Sunday, 7. September 2014
Dornava Mansion at 11.00

Richard Tognetti - program author, violin
Per Rundberg - piano

Sergei Prokofiev: Five Melodies for violin and piano, Op. 35bis (1925)
Arvo Pärt: Fratres for violin and piano (1980)
Claude Debussy: Sonata in G Minor, L 140, for violin and piano (1917)
Ludwig van Beethoven: Sonata for violin and piano No. 10 in G Major Op. 96 (1812)

Stolen sleep? Think again!

What exactly is a matinée concert? The name comes from the French word “matin” – morning. Thus, it is the daytime concert. Yes, daytime. Because quite ironically (or perhaps because French is obviously still French for many) most of the matinées are held in the early afternoon.

But this definition does not explain what makes a matinée so special we simply have to do it every year (as every respectable festival in the world does). And it doesn't say anything about – we have to admit – a slightly tarnished reputation a matinée concert still have in the eyes of many. Namely, quite a few people still consider a matinée to be: A) a concert that the big stars just don't want to do (and so they don't); B) a concert which in order to sell has to have cheap tickets (no wonder – see section A!); C) a concert the seniors snore through, the ladies chat through, and the children scream through.
Well, those of you who agree obviously haven't been to any of the Festival Maribor matinées. Here nothing of the above applies because – frankly –  we do them right: A) they are held in the mornings; B) big stars do them, C) so far no snorting, chatting, let alone screaming was noticed, so we must be doing something right with the programming as well.
And the special part? Well, can you imagine a better way of starting a lazy late summer Sunday than with some exquisite music and a glass of excellent wine... 

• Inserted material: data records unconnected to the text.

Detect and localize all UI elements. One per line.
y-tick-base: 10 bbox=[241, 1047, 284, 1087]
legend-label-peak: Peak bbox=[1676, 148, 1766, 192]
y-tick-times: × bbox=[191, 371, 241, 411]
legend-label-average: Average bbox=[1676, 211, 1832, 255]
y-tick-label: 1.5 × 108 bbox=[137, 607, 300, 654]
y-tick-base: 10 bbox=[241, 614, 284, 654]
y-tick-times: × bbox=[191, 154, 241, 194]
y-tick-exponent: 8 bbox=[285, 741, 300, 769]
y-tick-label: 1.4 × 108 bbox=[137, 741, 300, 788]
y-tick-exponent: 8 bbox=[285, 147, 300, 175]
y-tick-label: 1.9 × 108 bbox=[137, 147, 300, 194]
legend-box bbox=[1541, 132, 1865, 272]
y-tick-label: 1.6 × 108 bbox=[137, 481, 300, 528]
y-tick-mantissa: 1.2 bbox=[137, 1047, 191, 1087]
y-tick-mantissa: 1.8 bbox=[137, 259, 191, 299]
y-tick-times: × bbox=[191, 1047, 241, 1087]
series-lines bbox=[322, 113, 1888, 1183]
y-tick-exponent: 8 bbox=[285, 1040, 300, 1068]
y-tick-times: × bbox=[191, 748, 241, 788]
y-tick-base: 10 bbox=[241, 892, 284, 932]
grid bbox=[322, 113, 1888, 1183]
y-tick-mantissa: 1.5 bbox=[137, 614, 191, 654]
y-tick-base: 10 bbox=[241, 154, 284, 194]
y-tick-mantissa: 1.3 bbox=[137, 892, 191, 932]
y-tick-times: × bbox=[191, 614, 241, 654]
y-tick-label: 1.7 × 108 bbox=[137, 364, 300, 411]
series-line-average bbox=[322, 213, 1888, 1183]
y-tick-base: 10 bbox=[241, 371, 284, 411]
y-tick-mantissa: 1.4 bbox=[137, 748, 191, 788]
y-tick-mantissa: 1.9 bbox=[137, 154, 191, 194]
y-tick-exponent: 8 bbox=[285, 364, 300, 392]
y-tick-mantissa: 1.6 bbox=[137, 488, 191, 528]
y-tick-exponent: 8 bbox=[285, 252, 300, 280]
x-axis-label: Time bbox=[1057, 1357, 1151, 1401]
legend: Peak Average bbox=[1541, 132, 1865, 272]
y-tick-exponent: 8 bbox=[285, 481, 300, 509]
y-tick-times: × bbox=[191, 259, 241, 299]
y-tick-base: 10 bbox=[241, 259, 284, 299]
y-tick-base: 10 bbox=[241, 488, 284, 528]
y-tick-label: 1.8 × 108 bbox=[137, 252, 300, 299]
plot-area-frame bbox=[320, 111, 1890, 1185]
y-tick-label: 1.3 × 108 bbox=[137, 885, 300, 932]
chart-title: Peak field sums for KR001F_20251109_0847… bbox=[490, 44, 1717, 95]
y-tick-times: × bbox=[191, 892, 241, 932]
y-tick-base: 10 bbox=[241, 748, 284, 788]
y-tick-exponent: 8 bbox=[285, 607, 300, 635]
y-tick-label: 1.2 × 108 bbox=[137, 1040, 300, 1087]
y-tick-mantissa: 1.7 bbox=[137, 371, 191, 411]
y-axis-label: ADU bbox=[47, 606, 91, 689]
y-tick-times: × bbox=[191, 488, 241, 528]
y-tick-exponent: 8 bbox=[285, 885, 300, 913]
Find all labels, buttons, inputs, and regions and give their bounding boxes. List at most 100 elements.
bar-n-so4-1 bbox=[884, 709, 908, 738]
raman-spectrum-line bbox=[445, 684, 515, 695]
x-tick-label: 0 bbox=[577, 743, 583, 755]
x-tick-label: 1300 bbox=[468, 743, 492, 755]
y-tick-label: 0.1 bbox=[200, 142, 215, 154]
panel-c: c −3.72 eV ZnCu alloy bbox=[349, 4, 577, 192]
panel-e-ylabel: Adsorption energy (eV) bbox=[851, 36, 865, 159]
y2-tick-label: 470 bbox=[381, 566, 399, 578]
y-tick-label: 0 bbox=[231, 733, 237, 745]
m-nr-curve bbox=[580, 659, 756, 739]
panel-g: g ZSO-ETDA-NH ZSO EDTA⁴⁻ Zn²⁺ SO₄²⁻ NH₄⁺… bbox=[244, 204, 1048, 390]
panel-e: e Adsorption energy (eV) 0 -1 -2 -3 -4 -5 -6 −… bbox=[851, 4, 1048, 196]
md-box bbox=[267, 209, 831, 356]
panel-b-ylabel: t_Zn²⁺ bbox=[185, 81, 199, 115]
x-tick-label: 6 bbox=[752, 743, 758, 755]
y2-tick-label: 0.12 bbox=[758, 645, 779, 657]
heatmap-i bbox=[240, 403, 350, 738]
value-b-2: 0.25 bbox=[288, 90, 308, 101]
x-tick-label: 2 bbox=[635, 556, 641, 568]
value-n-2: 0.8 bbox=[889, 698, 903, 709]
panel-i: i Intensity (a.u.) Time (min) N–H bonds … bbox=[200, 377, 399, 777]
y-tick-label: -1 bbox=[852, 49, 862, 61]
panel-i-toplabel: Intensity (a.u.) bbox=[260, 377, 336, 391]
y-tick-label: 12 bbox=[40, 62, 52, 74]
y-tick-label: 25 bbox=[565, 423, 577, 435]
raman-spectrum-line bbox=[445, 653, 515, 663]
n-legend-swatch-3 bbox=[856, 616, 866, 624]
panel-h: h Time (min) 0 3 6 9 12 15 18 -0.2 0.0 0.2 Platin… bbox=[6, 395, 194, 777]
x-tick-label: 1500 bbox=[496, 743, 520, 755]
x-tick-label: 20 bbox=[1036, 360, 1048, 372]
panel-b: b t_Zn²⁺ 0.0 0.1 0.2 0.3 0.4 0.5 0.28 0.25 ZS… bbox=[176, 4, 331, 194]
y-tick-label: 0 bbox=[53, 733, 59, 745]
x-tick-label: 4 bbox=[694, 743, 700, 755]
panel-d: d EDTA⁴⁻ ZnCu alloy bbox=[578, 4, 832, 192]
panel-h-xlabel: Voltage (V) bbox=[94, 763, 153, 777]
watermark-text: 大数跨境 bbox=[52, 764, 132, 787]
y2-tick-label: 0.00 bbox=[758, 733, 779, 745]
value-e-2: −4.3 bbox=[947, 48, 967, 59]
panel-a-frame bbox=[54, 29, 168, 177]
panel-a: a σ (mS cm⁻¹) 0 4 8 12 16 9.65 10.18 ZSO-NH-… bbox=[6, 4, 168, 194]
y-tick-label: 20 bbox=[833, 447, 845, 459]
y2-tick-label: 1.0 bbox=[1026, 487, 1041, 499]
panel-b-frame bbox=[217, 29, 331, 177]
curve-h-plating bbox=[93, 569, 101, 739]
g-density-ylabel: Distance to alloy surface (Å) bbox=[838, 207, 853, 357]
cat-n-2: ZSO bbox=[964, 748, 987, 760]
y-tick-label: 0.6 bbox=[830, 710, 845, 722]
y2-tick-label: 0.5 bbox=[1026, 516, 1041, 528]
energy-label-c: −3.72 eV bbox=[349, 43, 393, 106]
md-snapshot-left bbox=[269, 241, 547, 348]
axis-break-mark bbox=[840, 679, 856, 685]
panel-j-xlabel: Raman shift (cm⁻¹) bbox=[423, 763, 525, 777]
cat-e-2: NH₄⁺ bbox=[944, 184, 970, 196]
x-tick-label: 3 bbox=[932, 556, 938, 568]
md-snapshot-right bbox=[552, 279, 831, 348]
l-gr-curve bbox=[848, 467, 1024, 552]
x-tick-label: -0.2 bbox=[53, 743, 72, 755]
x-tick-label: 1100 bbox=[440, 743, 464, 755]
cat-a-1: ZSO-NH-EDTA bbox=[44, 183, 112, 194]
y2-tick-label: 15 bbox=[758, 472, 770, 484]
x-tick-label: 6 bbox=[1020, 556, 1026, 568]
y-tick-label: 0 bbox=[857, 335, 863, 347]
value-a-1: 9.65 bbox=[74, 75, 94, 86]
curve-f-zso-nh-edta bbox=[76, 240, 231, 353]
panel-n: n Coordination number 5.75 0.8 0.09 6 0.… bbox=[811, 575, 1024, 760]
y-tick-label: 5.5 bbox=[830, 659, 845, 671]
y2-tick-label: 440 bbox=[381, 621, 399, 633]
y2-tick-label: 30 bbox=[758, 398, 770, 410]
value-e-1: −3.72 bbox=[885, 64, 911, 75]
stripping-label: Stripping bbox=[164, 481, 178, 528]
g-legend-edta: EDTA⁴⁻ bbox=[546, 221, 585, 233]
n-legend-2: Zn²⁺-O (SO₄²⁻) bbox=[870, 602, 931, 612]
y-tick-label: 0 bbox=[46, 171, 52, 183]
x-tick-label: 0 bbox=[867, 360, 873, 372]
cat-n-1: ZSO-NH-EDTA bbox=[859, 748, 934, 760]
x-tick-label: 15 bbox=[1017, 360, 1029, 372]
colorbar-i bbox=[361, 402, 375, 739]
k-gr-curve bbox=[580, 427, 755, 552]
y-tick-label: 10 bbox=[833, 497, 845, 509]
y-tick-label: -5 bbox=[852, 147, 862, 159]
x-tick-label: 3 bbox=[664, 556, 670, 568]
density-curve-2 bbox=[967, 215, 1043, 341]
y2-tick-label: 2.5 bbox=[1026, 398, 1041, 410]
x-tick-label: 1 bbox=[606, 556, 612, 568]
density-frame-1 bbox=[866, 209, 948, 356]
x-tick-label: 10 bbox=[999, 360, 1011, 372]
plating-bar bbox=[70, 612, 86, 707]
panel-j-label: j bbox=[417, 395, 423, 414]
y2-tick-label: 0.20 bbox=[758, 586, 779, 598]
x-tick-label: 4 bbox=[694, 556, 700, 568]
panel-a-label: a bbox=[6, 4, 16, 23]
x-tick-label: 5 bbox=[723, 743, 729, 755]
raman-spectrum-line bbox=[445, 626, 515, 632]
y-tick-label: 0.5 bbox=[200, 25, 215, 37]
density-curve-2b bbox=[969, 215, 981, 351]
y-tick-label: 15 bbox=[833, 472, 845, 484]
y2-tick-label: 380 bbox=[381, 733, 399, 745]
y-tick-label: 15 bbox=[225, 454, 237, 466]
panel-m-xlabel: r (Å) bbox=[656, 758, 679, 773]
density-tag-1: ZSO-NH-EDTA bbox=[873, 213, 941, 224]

Apropos music - Richard Tognetti and per Rundberg perform three violin sonatas, Prokofiev’s virtuosic and lyrical showpiece, Debussy’s powerful last-ever completed work and the final and most reflective of Beethoven’s violin sonatas.The concert opens with Prokofiev’s lyrical and graceful melodies and Fratres, described by Tognetti as "Arvo Pärt at his instrumental best." 

If that's not special enough for you then you might just as well stay in bed. But when your pillows become uncomfortable, when your back start aching and when the regret kicks in (and it undoubtedly will), please do not blame us. We did our best to warn you, didn't we?